Another hallmark of Obama administration agreements has been the use of benchmarks for community engagement.
"The real difference is the way cases were handled," said Smith, who left the special litigation unit earlier this year. "There is not a lot of evidence that the [memorandums] brought about permanent, lasting change. We changed the model."
One of the earliest and best known federal interventions involved the Los Angeles Police Department under President Clinton after the Rodney King case.
In many of the places where the Obama Justice Department has intervened, it is credited with bringing about substantial change.
In East Haven, a working-class city of modest two-story clapboard houses on a perch of Long Island Sound, the results have been dramatic.
Three years ago, East Haven signed a tough court-enforced reform agreement with the Justice Department, and last year after a three-week trial, Dennis Spaulding was sentenced to nearly five years in prison after being convicted of conspiring to violate the constitutional rights of Latinos, making false arrests and using unreasonable force. Three other cops, including John Miller, their sergeant, also went to jail.
East Haven shopkeeper Marcia Chacon, 43, who broke down with emotion when Atty. Gen. Loretta Lynch came to visit in July, described in an interview the years of harassment and abuse her family and customers suffered at the hands of police. The police would sit outside the store she runs with her husband waiting for customers to come out, then impound their cars on what advocates said were trumped-up charges. If they protested, they were beaten and arrested, she said.
The police harassment nearly bankrupted her store, she said.
But "now it's good, everything has changed," Chacon said. There is a new police chief and deputy, a community relations officer who speaks Spanish, and 50% of the force has left, with many of the new recruits coming from minority communities.

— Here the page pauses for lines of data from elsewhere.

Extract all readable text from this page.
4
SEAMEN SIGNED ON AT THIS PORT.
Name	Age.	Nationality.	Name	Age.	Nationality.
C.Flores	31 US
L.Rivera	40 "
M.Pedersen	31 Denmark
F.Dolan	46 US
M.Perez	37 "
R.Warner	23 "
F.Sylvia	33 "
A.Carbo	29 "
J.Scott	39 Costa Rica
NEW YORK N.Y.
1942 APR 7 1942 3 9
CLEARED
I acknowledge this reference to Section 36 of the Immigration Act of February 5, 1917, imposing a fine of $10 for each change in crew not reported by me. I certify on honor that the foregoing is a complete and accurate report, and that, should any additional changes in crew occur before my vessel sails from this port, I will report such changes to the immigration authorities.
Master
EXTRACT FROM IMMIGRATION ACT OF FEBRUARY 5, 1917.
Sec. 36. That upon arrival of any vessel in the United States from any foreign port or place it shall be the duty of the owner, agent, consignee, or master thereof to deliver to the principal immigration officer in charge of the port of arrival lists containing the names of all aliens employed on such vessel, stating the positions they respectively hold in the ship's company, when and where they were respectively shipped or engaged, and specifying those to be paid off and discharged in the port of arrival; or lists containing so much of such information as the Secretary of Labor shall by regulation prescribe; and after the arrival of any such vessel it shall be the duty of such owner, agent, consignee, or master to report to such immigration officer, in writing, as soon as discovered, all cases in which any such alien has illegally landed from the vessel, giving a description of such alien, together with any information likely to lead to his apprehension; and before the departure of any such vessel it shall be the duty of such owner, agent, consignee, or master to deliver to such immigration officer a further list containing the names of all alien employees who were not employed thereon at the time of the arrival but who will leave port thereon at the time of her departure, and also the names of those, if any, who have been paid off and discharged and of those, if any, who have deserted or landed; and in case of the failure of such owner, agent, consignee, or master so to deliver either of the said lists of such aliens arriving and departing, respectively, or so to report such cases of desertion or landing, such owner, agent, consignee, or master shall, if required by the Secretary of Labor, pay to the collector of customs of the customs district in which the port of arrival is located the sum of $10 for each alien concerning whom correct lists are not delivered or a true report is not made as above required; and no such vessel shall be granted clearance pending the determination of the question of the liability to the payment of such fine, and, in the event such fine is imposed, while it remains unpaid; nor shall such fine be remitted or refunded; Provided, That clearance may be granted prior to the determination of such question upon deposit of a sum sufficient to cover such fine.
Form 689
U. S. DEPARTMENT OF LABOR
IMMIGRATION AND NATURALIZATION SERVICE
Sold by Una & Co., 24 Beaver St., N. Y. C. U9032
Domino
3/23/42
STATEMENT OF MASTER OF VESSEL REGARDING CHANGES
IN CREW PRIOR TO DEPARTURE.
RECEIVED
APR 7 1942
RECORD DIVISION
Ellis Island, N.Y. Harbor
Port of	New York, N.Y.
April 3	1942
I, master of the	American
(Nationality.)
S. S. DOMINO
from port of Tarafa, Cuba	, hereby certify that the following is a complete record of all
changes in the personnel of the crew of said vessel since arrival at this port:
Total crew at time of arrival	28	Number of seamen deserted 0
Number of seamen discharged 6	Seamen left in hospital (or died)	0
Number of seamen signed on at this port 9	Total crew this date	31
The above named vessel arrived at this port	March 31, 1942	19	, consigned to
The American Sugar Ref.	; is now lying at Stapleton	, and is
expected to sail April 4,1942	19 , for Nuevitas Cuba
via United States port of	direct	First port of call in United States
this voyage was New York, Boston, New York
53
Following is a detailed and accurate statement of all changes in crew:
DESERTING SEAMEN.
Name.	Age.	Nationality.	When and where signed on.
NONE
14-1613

Frank J. Riccio, Spaulding's lawyer, said in an interview that his client and other police were investigating "rampant fraud" in East Haven, where immigrants were allegedly using illegal, out-of-state license plates on their cars. "Some members of the East Haven Police Department were simply trying to enforce the motor vehicle laws," he said. The case is under appeal.
Manship, in a lengthy interview at the rectory, said he is worried about what will happen when the consent decree expires in a little over a year. He noted that East Haven's mayor is still Joseph Maturo, who presided over the former police department. When his officers were first arrested and a reporter asked Maturo what he would do for the city's Latino community, he quipped, "I might have tacos when I go home." The comment drew widespread criticism. Maturo declined to be interviewed.
Manship, a 51-year-old former engineer who was born in Connecticut, warned that once the Justice Department oversight ends, the police could return to the former behavior. "It doesn't take long to ruin a police department," he said. "There is nothing that says this can't happen again.